Надвигалась весна. По улицам Кудрина, тогда совсем молчаливого, заброшенного, можно сказать, поселения, затеялись собачьи свадьбы. Барсик стал выть по ночам, а вой собаки так печально на душу ложился, что и не выскажешь. Первой не выдержала Марья и тормошить мужа стала, мол, отпусти ты его, ради бога, пусть кобель выбегается. И Савушкин, обычно державший промысловых собак под надзором, снял с лайки ошейник, раскрыл ворота — беги, бесись!..

В тот же день собака вернулась какая-то квёлая, с опущенными ушами, с жалобными, воспаленно горящими глазами. Барсик неотступно начал ходить за хозяином, совать ему нос в колени и, когда тот прогнал его, пес зашел сзади, поплелся, пошатываясь, издавая тонкие носовые звуки. Приглядевшись к собаке, Хрисанф Мефодьевич заметил, что она постоянно облизывается, прядет обвислыми ушами, трясет головой, будто мухи ей досаждают. Хозяин приложил ладонь к собачьему носу; нос был шершавый, сухой. И только тут Савушкин встревожился, побежал звать на помощь ветеринара Чагина. Когда они пришли вместе, собака уже лежала пластом, бока ее вздулись и были на ощупь тугие, как сильно накаченный мяч. Чагин сказал, что это отравление каким-то сильным ядом — мышьяком, стрихнином или крысидом. Попробовать надо отпаивать молоком, хотя надежды на хороший исход мало.

Лакать молоко Барсик отказался. Тогда Савушкин разжал ему пасть и стал вливать через силу по целой кружке. Пес захлебывался, все из него шло обратно, пол в сенцах был заплескан тягучим и белым. Вскоре Барсика начало выгибать, корежить.
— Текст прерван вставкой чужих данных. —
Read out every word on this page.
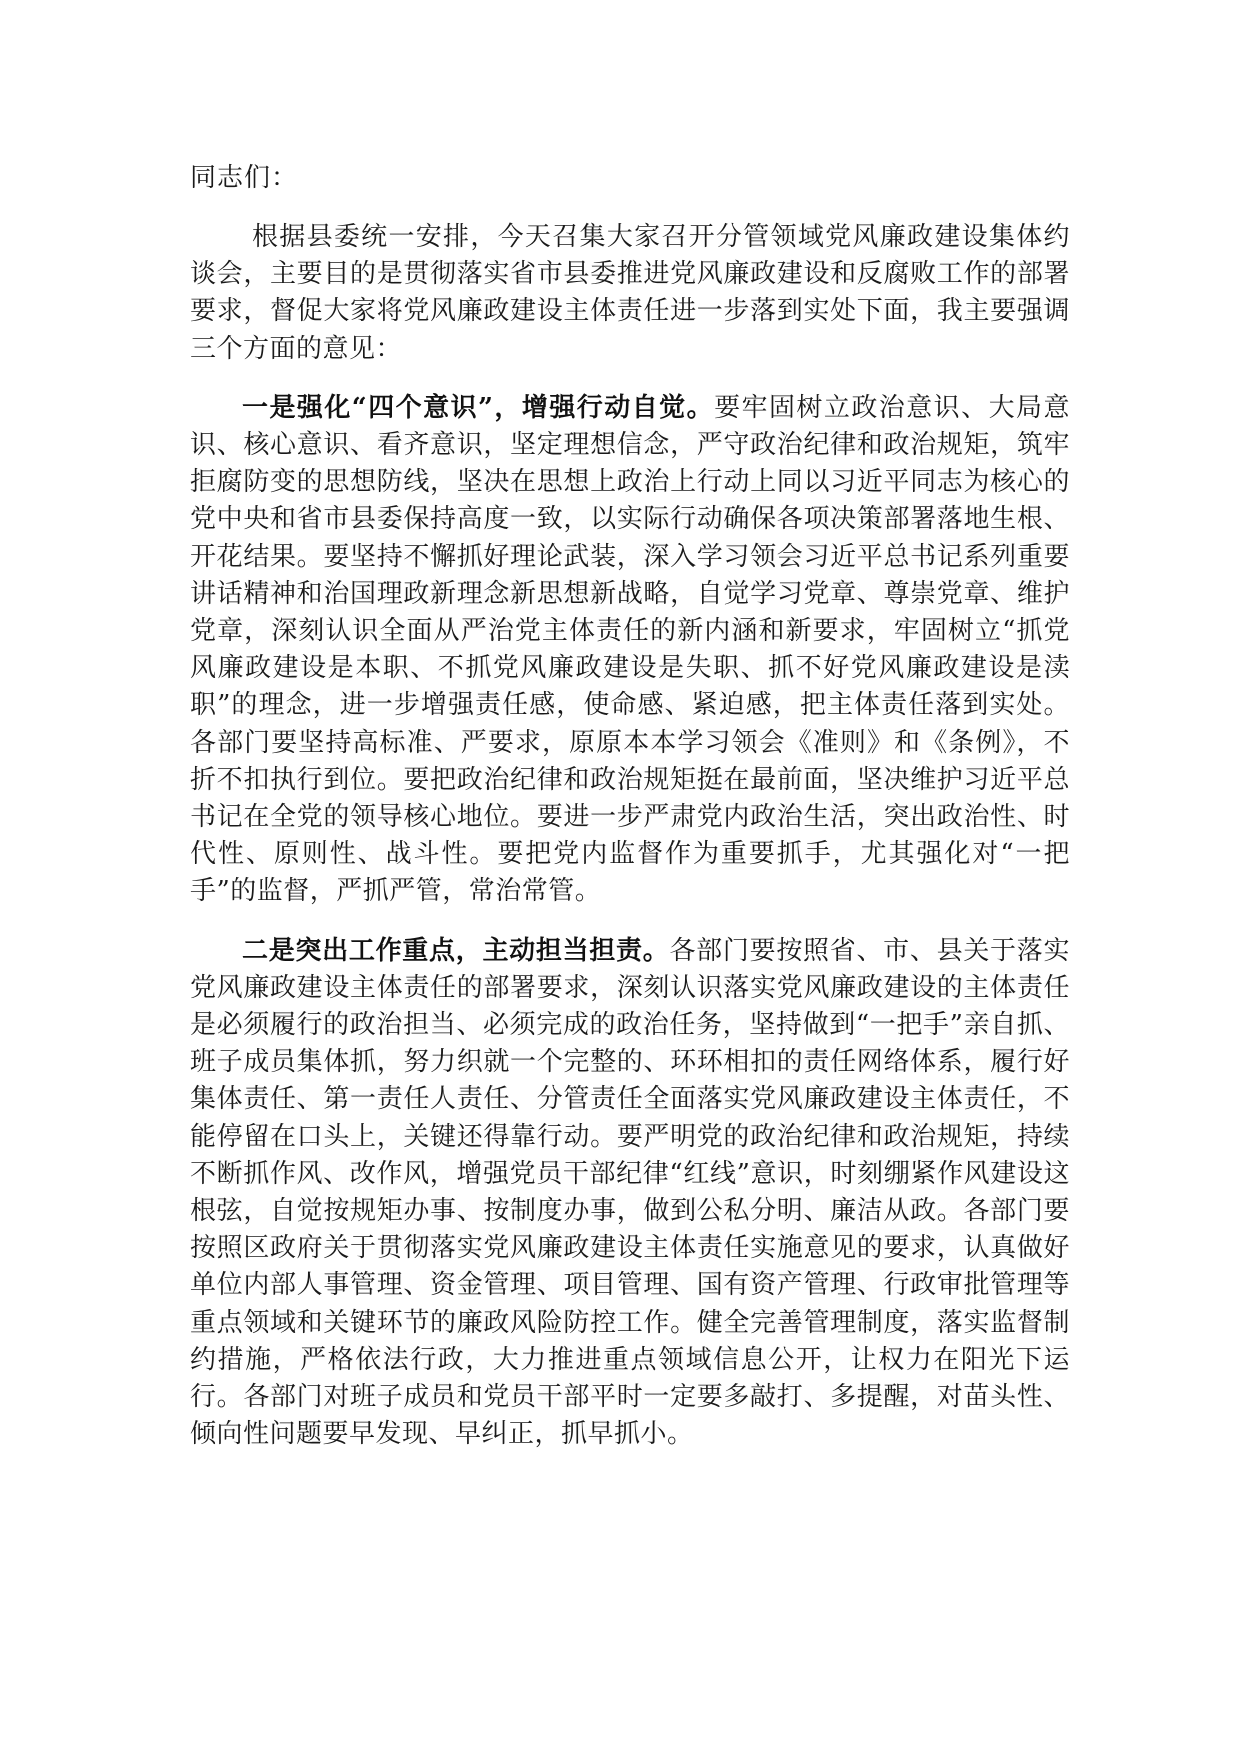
同志们：

根据县委统一安排，今天召集大家召开分管领域党风廉政建设集体约谈会，主要目的是贯彻落实省市县委推进党风廉政建设和反腐败工作的部署要求，督促大家将党风廉政建设主体责任进一步落到实处下面，我主要强调三个方面的意见：

一是强化“四个意识”，增强行动自觉。要牢固树立政治意识、大局意识、核心意识、看齐意识，坚定理想信念，严守政治纪律和政治规矩，筑牢拒腐防变的思想防线，坚决在思想上政治上行动上同以习近平同志为核心的党中央和省市县委保持高度一致，以实际行动确保各项决策部署落地生根、开花结果。要坚持不懈抓好理论武装，深入学习领会习近平总书记系列重要讲话精神和治国理政新理念新思想新战略，自觉学习党章、尊崇党章、维护党章，深刻认识全面从严治党主体责任的新内涵和新要求，牢固树立“抓党风廉政建设是本职、不抓党风廉政建设是失职、抓不好党风廉政建设是渎职”的理念，进一步增强责任感，使命感、紧迫感，把主体责任落到实处。各部门要坚持高标准、严要求，原原本本学习领会《准则》和《条例》，不折不扣执行到位。要把政治纪律和政治规矩挺在最前面，坚决维护习近平总书记在全党的领导核心地位。要进一步严肃党内政治生活，突出政治性、时代性、原则性、战斗性。要把党内监督作为重要抓手，尤其强化对“一把手”的监督，严抓严管，常治常管。

二是突出工作重点，主动担当担责。各部门要按照省、市、县关于落实党风廉政建设主体责任的部署要求，深刻认识落实党风廉政建设的主体责任是必须履行的政治担当、必须完成的政治任务，坚持做到“一把手”亲自抓、班子成员集体抓，努力织就一个完整的、环环相扣的责任网络体系，履行好集体责任、第一责任人责任、分管责任全面落实党风廉政建设主体责任，不能停留在口头上，关键还得靠行动。要严明党的政治纪律和政治规矩，持续不断抓作风、改作风，增强党员干部纪律“红线”意识，时刻绷紧作风建设这根弦，自觉按规矩办事、按制度办事，做到公私分明、廉洁从政。各部门要按照区政府关于贯彻落实党风廉政建设主体责任实施意见的要求，认真做好单位内部人事管理、资金管理、项目管理、国有资产管理、行政审批管理等重点领域和关键环节的廉政风险防控工作。健全完善管理制度，落实监督制约措施，严格依法行政，大力推进重点领域信息公开，让权力在阳光下运行。各部门对班子成员和党员干部平时一定要多敲打、多提醒，对苗头性、倾向性问题要早发现、早纠正，抓早抓小。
Свалившись на бок, он бился ногами и головой об пол, и удары были так сильны, что вздрагивало рядом стоящее пустое ведро.

— Добей ты его из мелкого калибра, — предложил Чагин. — Или постой… Сейчас за шприцом сбегаю — усыплю.

И бегал Чагин недолго, а пришел — Барсик уже затихший лежал, лишь уши еще вздрагивали, как будто по ним пропускали электрический ток.

Хрисанф Мефодьевич унес труп собаки в угол огорода, накрыл его там соломой, а когда земля вытаяла, закопал глубоко…

Много позже Володя Рульмастер, встретивший Савушкина на улице на своем неизменном дамском велосипеде, заговорил с ним о собаках. Сам Володя держал у себя злющего донельзя фокстерьера и любил при случае посудачить о псовой породе. Оказалось, что в гон весной его фокс тоже рвался из дома, но он его так и не выпустил, хотя тот со зла грыз углы шифоньера и даже в ожесточении не раз вцеплялся в руку хозяина. Рульмастер же передал Савушкину, что видел, как Мотька Ожогин, вечером поздно, приманивал Барсика, и Барсик к нему подходил. Хрисанф Мефодьевич после этого так уверился в злодеянии Ожогина, что, придя домой, «осадил» два стакана зубровки и собрался идти вытряхивать душонку из пакостливого мужика. Жена едва уняла его словами:

— И не стыдно будет тебе? Ожогин хотел нашим зятем стать, а ты его бить….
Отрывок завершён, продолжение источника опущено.